Dinci, dinden çıkar sağlayan insanlar, işte böyle tarikatlarda, örgütlerde, guruplarda Talibanlaşıyorlar. Çoğu zaman iyi niyetli başlayan örgütlenmelerin ucu açıktır. Terörist örgütlere dönüşme ihtimali her zaman vardır. Böyle örgüt ve tarikatlar Türkiye'mizde de vardır. Dinci partiler, tarikatlar ve örgütlere karşı uyanık olmalıyız.
****
Laik devletin önemi, değeri bu canlı yaşananlar sayesinde daha iyi anlaşılıyordur umarım.
Taliban'ın yaptıklarını, kadınlara tutumunu bizim kadınlarımız-kızlarımız bir kez daha düşünmedirler.
Atatürk'ün kurduğu Cumhuriyet, sağlam temeller üzerine kurulmuştur. Yine de dinci saldırılara karşı korunmalıdır. Çünkü din kurallarına dayalı yola girilirse, Taliban durağına kadar gidilir.
Laik devlet yapısı, en doğru devlet şeklidir.
Laik devlette eğitim, din etkisine sokulmaz.

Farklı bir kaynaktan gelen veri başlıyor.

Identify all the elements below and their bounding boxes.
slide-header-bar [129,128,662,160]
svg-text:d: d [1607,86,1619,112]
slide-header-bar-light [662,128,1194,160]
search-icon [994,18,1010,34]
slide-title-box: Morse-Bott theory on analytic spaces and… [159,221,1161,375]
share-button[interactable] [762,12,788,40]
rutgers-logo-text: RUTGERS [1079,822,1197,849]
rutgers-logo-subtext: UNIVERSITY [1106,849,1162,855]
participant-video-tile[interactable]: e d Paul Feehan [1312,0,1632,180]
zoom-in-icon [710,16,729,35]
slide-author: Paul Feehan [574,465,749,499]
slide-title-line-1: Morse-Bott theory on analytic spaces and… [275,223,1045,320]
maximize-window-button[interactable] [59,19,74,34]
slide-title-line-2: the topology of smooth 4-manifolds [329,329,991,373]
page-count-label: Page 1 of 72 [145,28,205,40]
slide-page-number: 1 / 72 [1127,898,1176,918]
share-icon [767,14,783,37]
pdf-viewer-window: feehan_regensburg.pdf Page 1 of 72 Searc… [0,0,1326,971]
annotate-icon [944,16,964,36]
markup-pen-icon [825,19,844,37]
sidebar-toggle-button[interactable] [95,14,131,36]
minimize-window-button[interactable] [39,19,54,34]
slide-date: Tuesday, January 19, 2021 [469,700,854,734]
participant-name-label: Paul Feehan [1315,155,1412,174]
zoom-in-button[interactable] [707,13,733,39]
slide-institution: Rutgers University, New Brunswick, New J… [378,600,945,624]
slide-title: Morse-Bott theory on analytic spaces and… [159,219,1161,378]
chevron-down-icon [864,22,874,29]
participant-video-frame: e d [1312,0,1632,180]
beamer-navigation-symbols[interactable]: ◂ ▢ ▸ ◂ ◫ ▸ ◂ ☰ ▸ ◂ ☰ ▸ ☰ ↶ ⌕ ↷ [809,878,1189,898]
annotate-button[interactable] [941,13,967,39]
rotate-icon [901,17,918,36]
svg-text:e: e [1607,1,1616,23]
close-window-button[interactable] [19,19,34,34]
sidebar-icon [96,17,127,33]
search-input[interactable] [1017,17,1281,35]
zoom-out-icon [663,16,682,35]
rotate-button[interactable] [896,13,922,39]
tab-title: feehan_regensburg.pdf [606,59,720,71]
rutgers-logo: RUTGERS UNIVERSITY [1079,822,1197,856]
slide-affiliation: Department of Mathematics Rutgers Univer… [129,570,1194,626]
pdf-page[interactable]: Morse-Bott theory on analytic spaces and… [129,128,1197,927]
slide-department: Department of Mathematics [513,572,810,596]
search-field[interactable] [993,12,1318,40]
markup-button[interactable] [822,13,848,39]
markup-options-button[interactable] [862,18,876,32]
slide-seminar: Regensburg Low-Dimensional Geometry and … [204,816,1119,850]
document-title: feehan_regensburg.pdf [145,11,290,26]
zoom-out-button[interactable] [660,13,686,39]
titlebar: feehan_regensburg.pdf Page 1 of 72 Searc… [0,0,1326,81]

Bilim yol göstericidir.
Laik yaşama biçimine alışmış toplumlarda, toplum huzurlu olur. Herkesin inancı da, ibadeti de, vicdanı da kendi özgür kararıyla gerçekleşir.
Cumhuriyetimiz birinci yüz yılını tamamlamak üzeredir. Menemen, Sivas, Kahramanmaraş olayları gibi üzücü olaylara rağmen huzur içinde yaşadık. İkinci yüzyılda ve ebediyen (sonsuza kadar) huzur içinde yaşamak istiyorsak ‘'…..laik, demokratik, hukuk devletine………'' sahip çıkmalıyız.